A Brief History of the Church
Although sometimes referred to as Syseland or Sizeland (the latter a whim of William Hobson Senior, Rector of the parish between 1819 and 1864, who changed the spelling in 1827) the name Sisland is recorded in documents dating back to the Domesday Book of 1086, where mention is made of the parish having a church within neighbouring Mundham. Although nothing is known of this church, the ruins of an early chapel dedicated to St.Ethelbert are known close to the boundary of the two parishes. The construction of Sisland church possibly started soon after the Norman Conquest, although very little of this early building now remains.

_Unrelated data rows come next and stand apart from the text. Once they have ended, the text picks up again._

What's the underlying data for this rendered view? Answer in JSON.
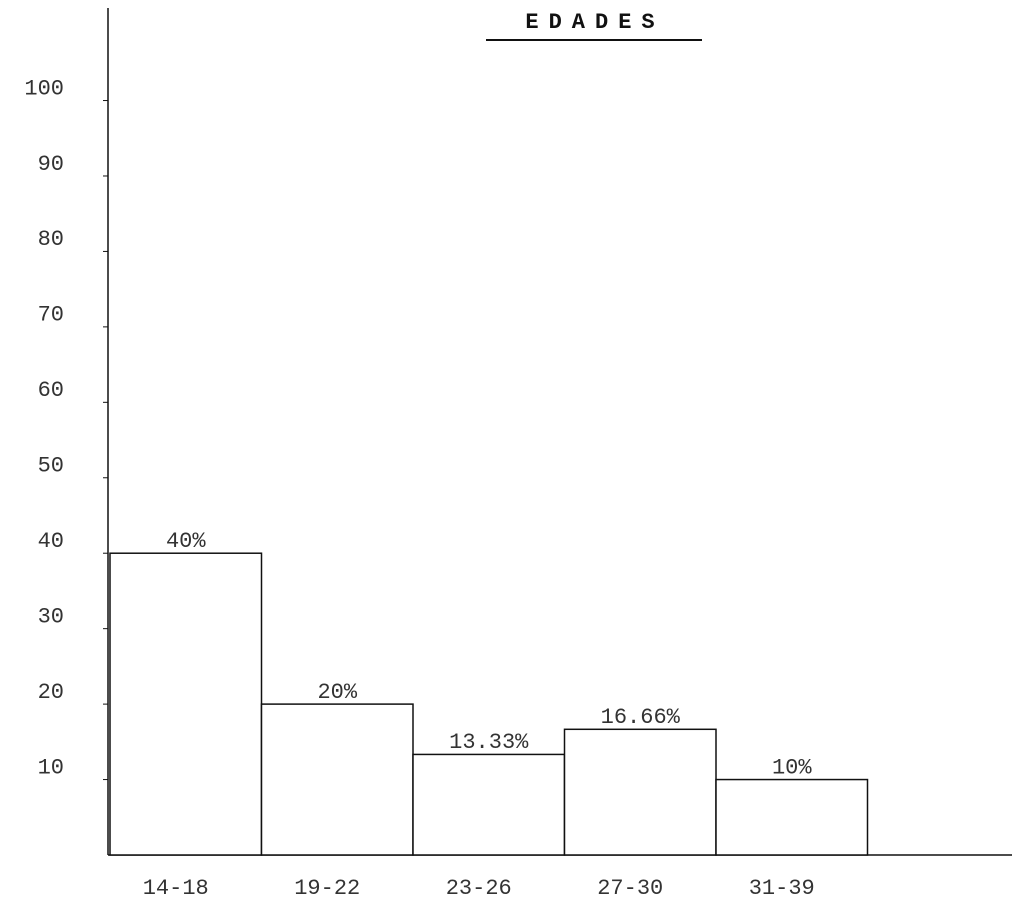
{
  "chart_data": {
    "type": "bar",
    "title": "EDADES",
    "categories": [
      "14-18",
      "19-22",
      "23-26",
      "27-30",
      "31-39"
    ],
    "values": [
      40,
      20,
      13.33,
      16.66,
      10
    ],
    "value_labels": [
      "40%",
      "20%",
      "13.33%",
      "16.66%",
      "10%"
    ],
    "color": "#ffffff",
    "ylim": [
      0,
      112
    ],
    "yticks": [
      10,
      20,
      30,
      40,
      50,
      60,
      70,
      80,
      90,
      100
    ],
    "grid": false
  }
}
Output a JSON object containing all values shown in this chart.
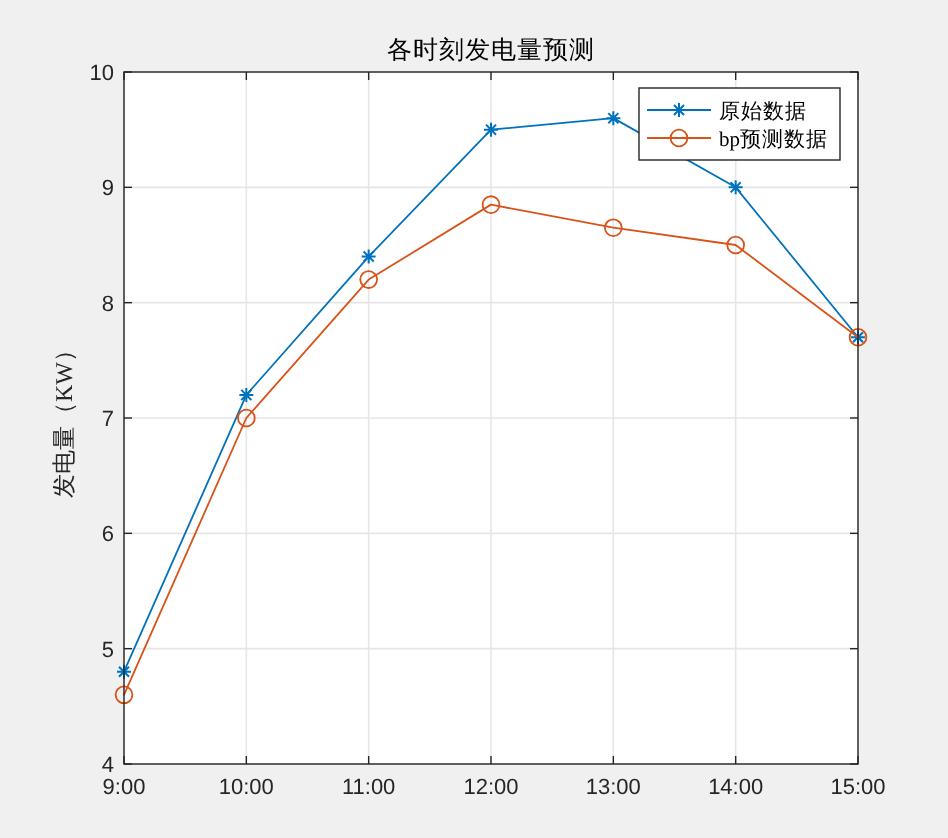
{
  "chart_data": {
    "type": "line",
    "title": "各时刻发电量预测",
    "ylabel": "发电量（KW）",
    "x": [
      9,
      10,
      11,
      12,
      13,
      14,
      15
    ],
    "xlim": [
      9,
      15
    ],
    "xticks": [
      {
        "value": 9,
        "label": "9:00"
      },
      {
        "value": 10,
        "label": "10:00"
      },
      {
        "value": 11,
        "label": "11:00"
      },
      {
        "value": 12,
        "label": "12:00"
      },
      {
        "value": 13,
        "label": "13:00"
      },
      {
        "value": 14,
        "label": "14:00"
      },
      {
        "value": 15,
        "label": "15:00"
      }
    ],
    "ylim": [
      4,
      10
    ],
    "yticks": [
      4,
      5,
      6,
      7,
      8,
      9,
      10
    ],
    "grid": true,
    "legend": "top right",
    "line_style": "solid",
    "series": [
      {
        "name": "原始数据",
        "color": "#0072bd",
        "marker": "cross",
        "values": [
          4.8,
          7.2,
          8.4,
          9.5,
          9.6,
          9.0,
          7.7
        ]
      },
      {
        "name": "bp预测数据",
        "color": "#d95319",
        "marker": "circle",
        "values": [
          4.6,
          7.0,
          8.2,
          8.85,
          8.65,
          8.5,
          7.7
        ]
      }
    ]
  }
}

The list of Rectors dates back to the thirteenth century, starting in 1276 with Alexander. The complete list is given at the back of our guide
In 1761, the main structure of the church was badly damaged by a lightning strike, as is graphically described in a letter to the Norwich Mercury dated July 16th. The church was then almost totally repaired in brick as is shown in the Churchwardens accounts. Parts of the ruined structure were incorporated into the new building which, with a few exceptions, is that which survives today. . In 1934 the Ecclestical Commission united the parishes of Loddon and Sisland, in effect removing the clergy from the parish.
Anyone visiting the church will be made most welcome. The church is open from April to October from 9am to 5pm.